Arrivée de TF1 sur le marché publicitaire belge : quel impact médiatique ?

L’annonce a fait l’effet d’une petite bombe au sein du monde médiatique. Le 1er septembre, TF1 commencera à commercialiser ses écrans publicitaires à destination des téléspectateurs belges. En clair : la publicité que vous verrez sur la chaîne française sera ouverte à des annonceurs belges qui, jusqu’à présent, s’adressaient aux régies de la RTBF et de RTL.

L’arrivée de TF1 sur nos chaînes belges n’enchantent pas grand monde. Plusieurs possibles retombées négatives inquiètent. En effet, il est déjà question d’un possible manque à gagner allant de 10 à 30 millions d’euros sur un marché actuellement de 200 millions. Des chiffres à faire pâlir la RTBF et RTL qui n’auront d’autres choix que de faire des économies sur la production de contenus ou sur le personnel. Ces grands groupes ne seraient pas les seuls perdants : moins de contenus signifie une offre audiovisuelle plus restreinte et les téléspectateurs se retrouveraient donc avec moins de choix.

Tout le monde perdant ?

Pas tout à fait, Frédéric Brébant, journaliste à Trends Tendances explique : " Il y a un gagnant, c’est Transfer, la régie publicitaire flamande qui a décroché un contrat avec TF1 qui pourrait dynamiser sa croissance. Pour le moment il s’agit d’une régie outsider sur le marché, mais d’un point de vue stratégique, ça peut être une nouvelle arme de communication massive sur le plan télévisuel pour ces annonceurs. "

Pour le moment, le groupe RTL rapporte 15 millions de bénéfice annuel à sa maison mère au Luxembourg. Pourtant, tant la RTBF que RTL vont devoir faire des choix et tenter de combler le manque à gagner d’une manière ou d’une autre. Si l’on parle de plan de restructuration chez RTL, Jean-Paul Philippot, administrateur-général de la RTBF, est clair sur un point : " Nous faisons le choix, à la RTBF, de ne pas réduire nos investissements en ce qui concerne les programmes, mais plutôt de renforcer notre production en séries, en fictions et en émissions d’information.

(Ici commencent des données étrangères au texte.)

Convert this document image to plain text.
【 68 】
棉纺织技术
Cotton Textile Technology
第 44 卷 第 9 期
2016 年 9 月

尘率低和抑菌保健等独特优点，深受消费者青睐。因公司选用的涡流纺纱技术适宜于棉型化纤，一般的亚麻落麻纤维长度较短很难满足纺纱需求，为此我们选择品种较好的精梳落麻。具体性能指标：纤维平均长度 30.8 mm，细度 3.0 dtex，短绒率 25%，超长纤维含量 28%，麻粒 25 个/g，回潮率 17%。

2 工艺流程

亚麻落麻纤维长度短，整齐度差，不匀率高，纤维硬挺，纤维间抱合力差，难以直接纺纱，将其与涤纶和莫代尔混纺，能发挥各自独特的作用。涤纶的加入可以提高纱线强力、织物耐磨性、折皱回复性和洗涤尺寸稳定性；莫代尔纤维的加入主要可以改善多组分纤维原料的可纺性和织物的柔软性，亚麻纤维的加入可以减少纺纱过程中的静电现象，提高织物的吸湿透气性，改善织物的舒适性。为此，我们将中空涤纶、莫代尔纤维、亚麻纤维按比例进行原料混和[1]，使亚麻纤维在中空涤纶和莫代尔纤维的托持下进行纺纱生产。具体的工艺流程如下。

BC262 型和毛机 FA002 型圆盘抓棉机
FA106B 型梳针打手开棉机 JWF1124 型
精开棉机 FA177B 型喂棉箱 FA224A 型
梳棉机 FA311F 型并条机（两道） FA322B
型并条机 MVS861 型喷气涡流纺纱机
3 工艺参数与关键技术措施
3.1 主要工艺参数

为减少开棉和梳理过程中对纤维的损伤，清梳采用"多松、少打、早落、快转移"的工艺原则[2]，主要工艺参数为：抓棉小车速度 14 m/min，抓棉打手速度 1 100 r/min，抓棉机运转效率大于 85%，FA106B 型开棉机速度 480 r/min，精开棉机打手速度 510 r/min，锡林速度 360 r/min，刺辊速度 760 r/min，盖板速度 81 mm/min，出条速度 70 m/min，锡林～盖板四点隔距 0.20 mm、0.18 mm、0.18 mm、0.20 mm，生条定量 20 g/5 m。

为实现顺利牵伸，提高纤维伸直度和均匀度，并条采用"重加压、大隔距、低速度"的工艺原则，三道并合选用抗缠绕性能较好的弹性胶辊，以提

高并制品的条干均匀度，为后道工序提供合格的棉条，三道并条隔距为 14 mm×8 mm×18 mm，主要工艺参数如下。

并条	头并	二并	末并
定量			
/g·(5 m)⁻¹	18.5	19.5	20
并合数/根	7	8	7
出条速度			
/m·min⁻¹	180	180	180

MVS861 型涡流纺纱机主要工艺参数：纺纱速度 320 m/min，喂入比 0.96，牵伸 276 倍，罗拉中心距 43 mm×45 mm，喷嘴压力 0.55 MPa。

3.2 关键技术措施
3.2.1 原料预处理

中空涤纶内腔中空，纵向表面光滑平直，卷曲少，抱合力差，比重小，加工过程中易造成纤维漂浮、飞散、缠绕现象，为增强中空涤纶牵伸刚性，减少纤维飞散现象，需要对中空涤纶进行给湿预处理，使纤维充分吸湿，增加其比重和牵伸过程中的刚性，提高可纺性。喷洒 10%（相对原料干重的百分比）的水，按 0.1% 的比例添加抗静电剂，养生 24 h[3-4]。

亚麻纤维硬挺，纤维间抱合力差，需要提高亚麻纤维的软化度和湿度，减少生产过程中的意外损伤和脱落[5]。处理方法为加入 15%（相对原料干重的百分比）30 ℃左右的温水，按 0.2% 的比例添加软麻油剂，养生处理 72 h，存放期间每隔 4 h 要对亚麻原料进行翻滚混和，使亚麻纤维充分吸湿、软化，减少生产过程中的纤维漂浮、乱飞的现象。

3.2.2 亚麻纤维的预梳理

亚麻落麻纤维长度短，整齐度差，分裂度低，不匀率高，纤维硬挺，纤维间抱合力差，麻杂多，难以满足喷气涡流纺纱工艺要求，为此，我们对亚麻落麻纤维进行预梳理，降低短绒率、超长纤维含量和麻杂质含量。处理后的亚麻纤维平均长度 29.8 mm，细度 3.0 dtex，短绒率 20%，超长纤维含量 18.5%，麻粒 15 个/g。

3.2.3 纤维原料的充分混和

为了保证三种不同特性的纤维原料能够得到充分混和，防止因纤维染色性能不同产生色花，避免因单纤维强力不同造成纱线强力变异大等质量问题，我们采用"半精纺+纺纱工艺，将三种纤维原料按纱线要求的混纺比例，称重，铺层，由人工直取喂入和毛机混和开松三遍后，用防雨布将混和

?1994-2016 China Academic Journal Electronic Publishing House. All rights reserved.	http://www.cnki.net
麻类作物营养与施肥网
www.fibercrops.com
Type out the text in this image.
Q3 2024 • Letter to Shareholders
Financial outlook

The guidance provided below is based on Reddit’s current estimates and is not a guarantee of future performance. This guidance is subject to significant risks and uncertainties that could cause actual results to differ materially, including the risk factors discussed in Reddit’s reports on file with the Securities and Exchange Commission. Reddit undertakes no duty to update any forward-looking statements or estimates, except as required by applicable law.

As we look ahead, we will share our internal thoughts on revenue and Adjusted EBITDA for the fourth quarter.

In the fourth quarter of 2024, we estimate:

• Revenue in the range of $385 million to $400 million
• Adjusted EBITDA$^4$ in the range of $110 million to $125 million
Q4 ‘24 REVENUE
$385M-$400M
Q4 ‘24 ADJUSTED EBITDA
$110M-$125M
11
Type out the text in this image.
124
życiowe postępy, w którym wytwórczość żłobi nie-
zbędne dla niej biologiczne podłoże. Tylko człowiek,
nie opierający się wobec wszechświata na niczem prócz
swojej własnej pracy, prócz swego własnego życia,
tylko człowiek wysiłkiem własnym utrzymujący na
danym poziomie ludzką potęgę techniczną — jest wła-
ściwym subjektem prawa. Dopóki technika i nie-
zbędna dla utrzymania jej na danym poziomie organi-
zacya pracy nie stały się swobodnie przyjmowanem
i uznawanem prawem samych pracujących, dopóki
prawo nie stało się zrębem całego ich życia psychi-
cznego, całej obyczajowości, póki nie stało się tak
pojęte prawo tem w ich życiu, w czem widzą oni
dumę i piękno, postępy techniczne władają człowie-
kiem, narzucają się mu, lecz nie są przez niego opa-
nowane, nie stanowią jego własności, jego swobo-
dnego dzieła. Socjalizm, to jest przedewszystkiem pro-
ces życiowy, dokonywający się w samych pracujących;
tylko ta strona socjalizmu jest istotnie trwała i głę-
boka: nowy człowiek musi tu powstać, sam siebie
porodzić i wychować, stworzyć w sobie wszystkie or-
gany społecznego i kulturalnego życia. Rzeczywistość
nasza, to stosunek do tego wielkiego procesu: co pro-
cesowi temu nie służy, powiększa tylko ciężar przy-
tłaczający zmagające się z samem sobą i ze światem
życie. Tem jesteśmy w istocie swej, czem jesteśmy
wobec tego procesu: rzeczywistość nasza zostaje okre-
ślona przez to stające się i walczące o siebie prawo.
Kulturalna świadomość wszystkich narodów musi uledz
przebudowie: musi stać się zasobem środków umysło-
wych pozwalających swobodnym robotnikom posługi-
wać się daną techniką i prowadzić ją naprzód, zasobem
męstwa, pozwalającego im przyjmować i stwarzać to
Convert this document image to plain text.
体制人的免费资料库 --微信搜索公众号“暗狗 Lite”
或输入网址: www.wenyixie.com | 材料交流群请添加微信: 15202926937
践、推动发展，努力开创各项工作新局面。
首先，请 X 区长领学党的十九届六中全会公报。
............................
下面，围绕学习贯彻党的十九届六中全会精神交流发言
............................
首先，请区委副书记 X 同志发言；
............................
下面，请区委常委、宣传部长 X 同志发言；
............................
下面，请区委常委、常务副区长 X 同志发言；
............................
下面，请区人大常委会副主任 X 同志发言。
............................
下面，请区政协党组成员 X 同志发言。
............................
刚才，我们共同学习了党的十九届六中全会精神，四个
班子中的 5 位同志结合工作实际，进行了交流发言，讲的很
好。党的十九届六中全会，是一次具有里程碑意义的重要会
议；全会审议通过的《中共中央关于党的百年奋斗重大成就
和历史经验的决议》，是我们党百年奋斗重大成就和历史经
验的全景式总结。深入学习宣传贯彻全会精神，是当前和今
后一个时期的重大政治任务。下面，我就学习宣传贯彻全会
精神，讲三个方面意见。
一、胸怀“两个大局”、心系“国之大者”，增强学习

Il n’est pas dans l’ADN de la RTBF de réduire les investissements en production de contenus. Il n’y a pas de plan de diminutions d’effectif non plus. "

TF1, pas à son premier coup d’essai

Lors des discussions entre les deux pays, le Conseil Supérieur de l’Audiovisuel (CSA) avait posé une série de conditions pour que l’arrivée de TF1 ne soit pas trop défavorable aux acteurs belges. Cependant, la plupart d’entre elles n’ont pas été rencontrées. Dominique Vosters, président du CSA raconte : " On a obtenu gain de cause en partie car TF1 va devoir respecter les règles de la Communauté française en matière de publicité. Celles-ci sont plus strictes en Belgique. Par exemple, pas de coupures pub pendant les JT.  Par contre, nous ne sommes pas parvenus à un accord sur la question de l’investissement dans la production d’audiovisuelle. "Ce qui signifie que TF1 n’a, pour le moment, pas d’obligation de reverser une partie de ses recettes afin de subventionner des productions télévisuelles."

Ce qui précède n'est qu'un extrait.